I suoi occhi neri avevano la profondità dell’abisso, trattenevano la luce che ricevevano proiettando soltanto i pensieri che voleva condividere, rendendoli evidenti, così, agli altri. Appariva padrona delle proprie emozioni e dei campi emotivi che si creavano intorno a lei, come se lei stessa riuscisse ad indirizzarli.

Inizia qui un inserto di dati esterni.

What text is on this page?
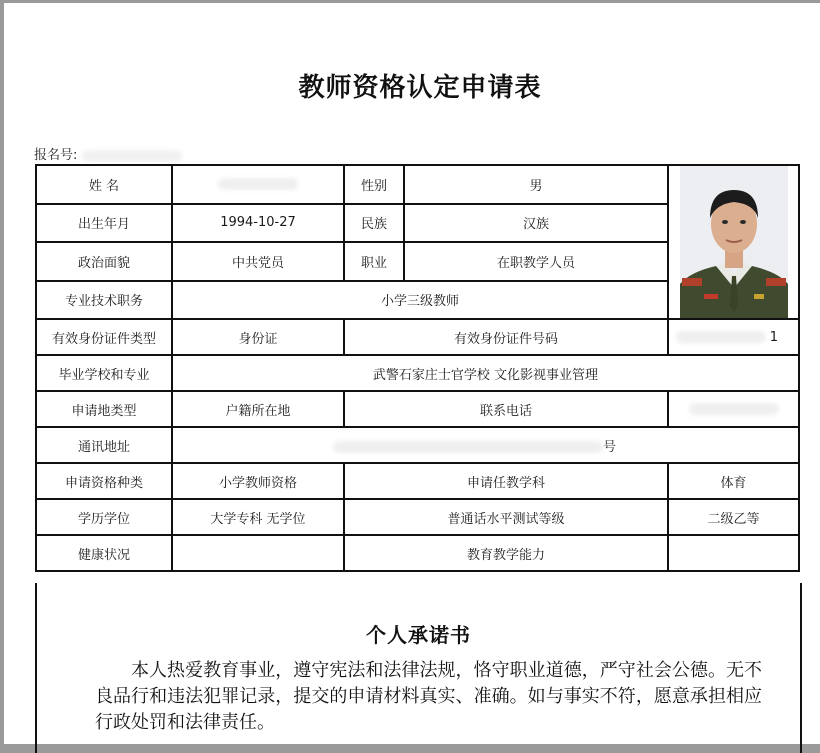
教师资格认定申请表
报名号:
姓 名		性别	男	

出生年月	1994-10-27	民族	汉族	
政治面貌	中共党员	职业	在职教学人员	
专业技术职务	小学三级教师			
有效身份证件类型	身份证	有效身份证件号码		1
毕业学校和专业	武警石家庄士官学校 文化影视事业管理			
申请地类型	户籍所在地	联系电话		
通讯地址	号			
申请资格种类	小学教师资格	申请任教学科		体育
学历学位	大学专科 无学位	普通话水平测试等级		二级乙等
健康状况		教育教学能力		
个人承诺书
本人热爱教育事业，遵守宪法和法律法规，恪守职业道德，严守社会公德。无不良品行和违法犯罪记录，提交的申请材料真实、准确。如与事实不符，愿意承担相应行政处罚和法律责任。
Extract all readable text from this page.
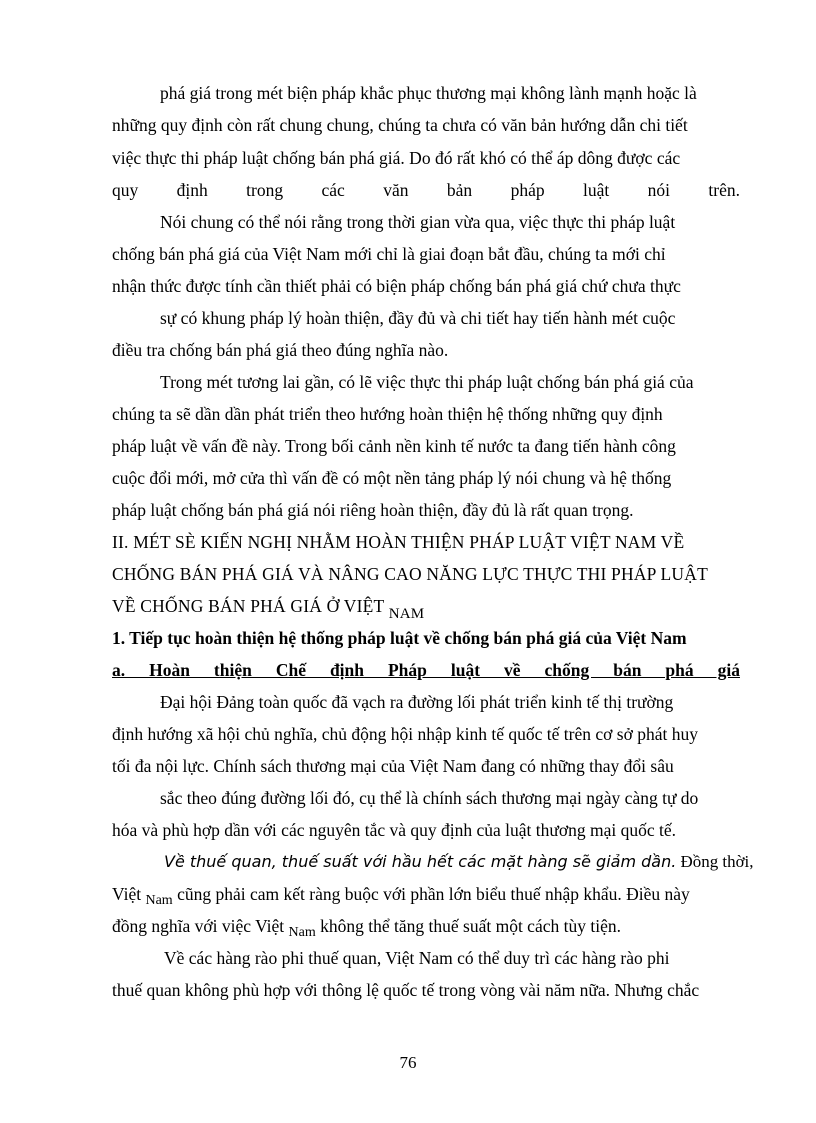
phá giá trong mét biện pháp khắc phục thương mại không lành mạnh hoặc là
những quy định còn rất chung chung, chúng ta chưa có văn bản hướng dẫn chi tiết
việc thực thi pháp luật chống bán phá giá. Do đó rất khó có thể áp dông được các
quy định trong các văn bản pháp luật nói trên.
Nói chung có thể nói rằng trong thời gian vừa qua, việc thực thi pháp luật
chống bán phá giá của Việt Nam mới chỉ là giai đoạn bắt đầu, chúng ta mới chỉ
nhận thức được tính cần thiết phải có biện pháp chống bán phá giá chứ chưa thực
sự có khung pháp lý hoàn thiện, đầy đủ và chi tiết hay tiến hành mét cuộc
điều tra chống bán phá giá theo đúng nghĩa nào.
Trong mét tương lai gần, có lẽ việc thực thi pháp luật chống bán phá giá của
chúng ta sẽ dần dần phát triển theo hướng hoàn thiện hệ thống những quy định
pháp luật về vấn đề này. Trong bối cảnh nền kinh tế nước ta đang tiến hành công
cuộc đổi mới, mở cửa thì vấn đề có một nền tảng pháp lý nói chung và hệ thống
pháp luật chống bán phá giá nói riêng hoàn thiện, đầy đủ là rất quan trọng.
II. MÉT SÈ KIẾN NGHỊ NHẰM HOÀN THIỆN PHÁP LUẬT VIỆT NAM VỀ
CHỐNG BÁN PHÁ GIÁ VÀ NÂNG CAO NĂNG LỰC THỰC THI PHÁP LUẬT
VỀ CHỐNG BÁN PHÁ GIÁ Ở VIỆT NAM
1. Tiếp tục hoàn thiện hệ thống pháp luật về chống bán phá giá của Việt Nam
a. Hoàn thiện Chế định Pháp luật về chống bán phá giá
Đại hội Đảng toàn quốc đã vạch ra đường lối phát triển kinh tế thị trường
định hướng xã hội chủ nghĩa, chủ động hội nhập kinh tế quốc tế trên cơ sở phát huy
tối đa nội lực. Chính sách thương mại của Việt Nam đang có những thay đổi sâu
sắc theo đúng đường lối đó, cụ thể là chính sách thương mại ngày càng tự do
hóa và phù hợp dần với các nguyên tắc và quy định của luật thương mại quốc tế.
Về thuế quan, thuế suất với hầu hết các mặt hàng sẽ giảm dần. Đồng thời,
Việt $_{Nam}$ cũng phải cam kết ràng buộc với phần lớn biểu thuế nhập khẩu. Điều này
đồng nghĩa với việc Việt $_{Nam}$ không thể tăng thuế suất một cách tùy tiện.
Về các hàng rào phi thuế quan, Việt Nam có thể duy trì các hàng rào phi
thuế quan không phù hợp với thông lệ quốc tế trong vòng vài năm nữa. Nhưng chắc
76
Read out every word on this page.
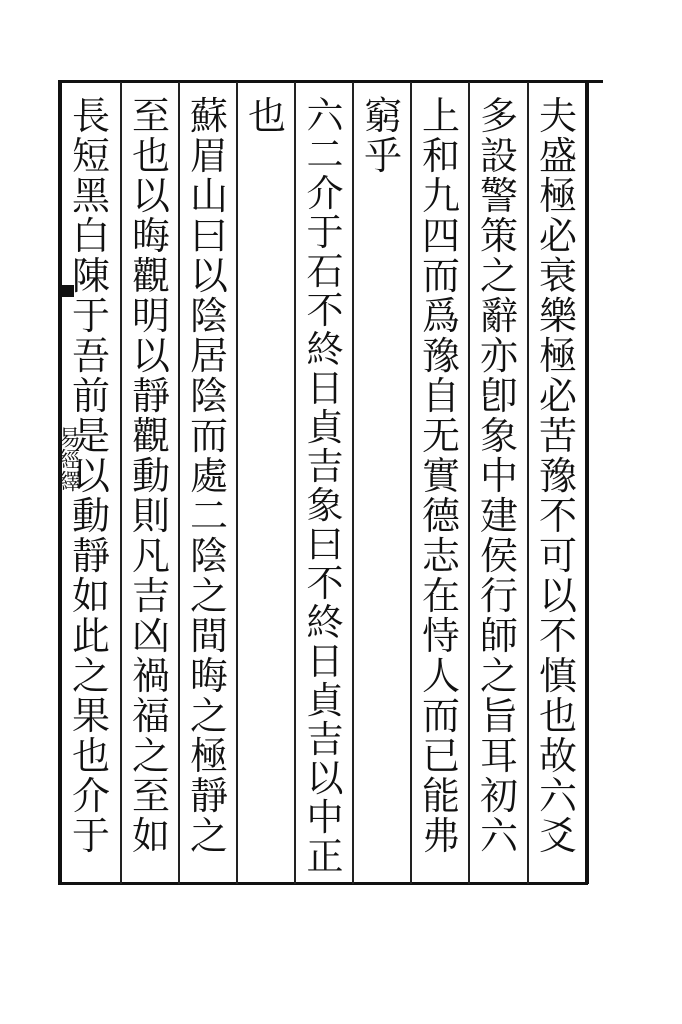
易經繹
夫
盛
極
必
衰
樂
極
必
苦
豫
不
可
以
不
慎
也
故
六
爻
多
設
警
策
之
辭
亦
卽
象
中
建
侯
行
師
之
旨
耳
初
六
上
和
九
四
而
爲
豫
自
无
實
德
志
在
恃
人
而
已
能
弗
窮
乎
六
二
介
于
石
不
終
日
貞
吉
象
曰
不
終
日
貞
吉
以
中
正
也
蘇
眉
山
曰
以
陰
居
陰
而
處
二
陰
之
間
晦
之
極
靜
之
至
也
以
晦
觀
明
以
靜
觀
動
則
凡
吉
凶
禍
福
之
至
如
長
短
黑
白
陳
于
吾
前
是
以
動
靜
如
此
之
果
也
介
于
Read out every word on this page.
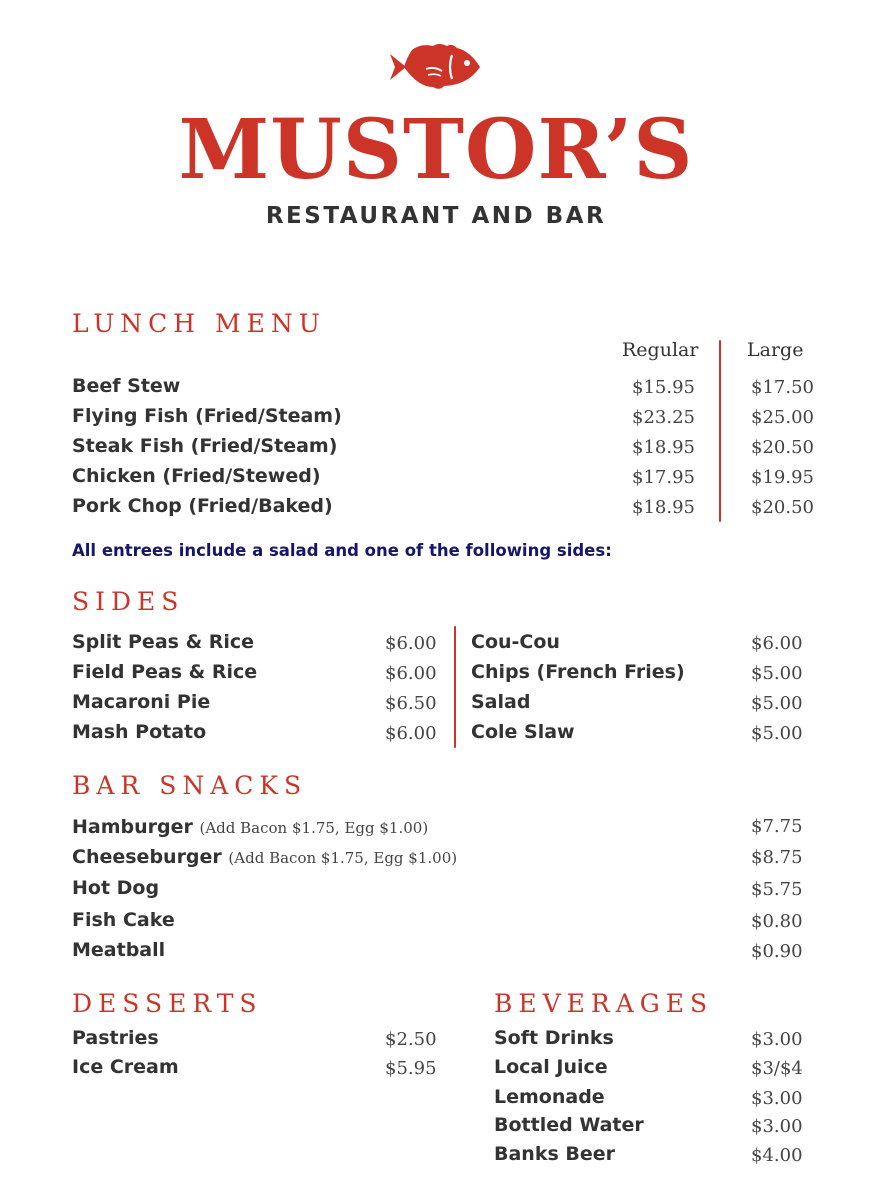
MUSTOR’S
RESTAURANT AND BAR
LUNCH MENU
Regular	Large
Beef Stew	$15.95	$17.50
Flying Fish (Fried/Steam)	$23.25	$25.00
Steak Fish (Fried/Steam)	$18.95	$20.50
Chicken (Fried/Stewed)	$17.95	$19.95
Pork Chop (Fried/Baked)	$18.95	$20.50
All entrees include a salad and one of the following sides:
SIDES
Split Peas & Rice	$6.00
Field Peas & Rice	$6.00
Macaroni Pie	$6.50
Mash Potato	$6.00
Cou-Cou	$6.00
Chips (French Fries)	$5.00
Salad	$5.00
Cole Slaw	$5.00
BAR SNACKS
Hamburger (Add Bacon $1.75, Egg $1.00)	$7.75
Cheeseburger (Add Bacon $1.75, Egg $1.00)	$8.75
Hot Dog	$5.75
Fish Cake	$0.80
Meatball	$0.90
DESSERTS
Pastries	$2.50
Ice Cream	$5.95
BEVERAGES
Soft Drinks	$3.00
Local Juice	$3/$4
Lemonade	$3.00
Bottled Water	$3.00
Banks Beer	$4.00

Marcella era una presenza inquietante e, al contempo, una sorella che ti chiede di aiutarla a superare l’esame o a interessarti del trasloco della sua casa.
Non potevi rifiutare: avresti avuto un senso di colpa perenne e lei te lo avrebbe ricordato, sadicamente, per sempre.
«Siamo a questo punto, non solo le nostre spie, ma anche quelle straniere. Aiutami Salvato’».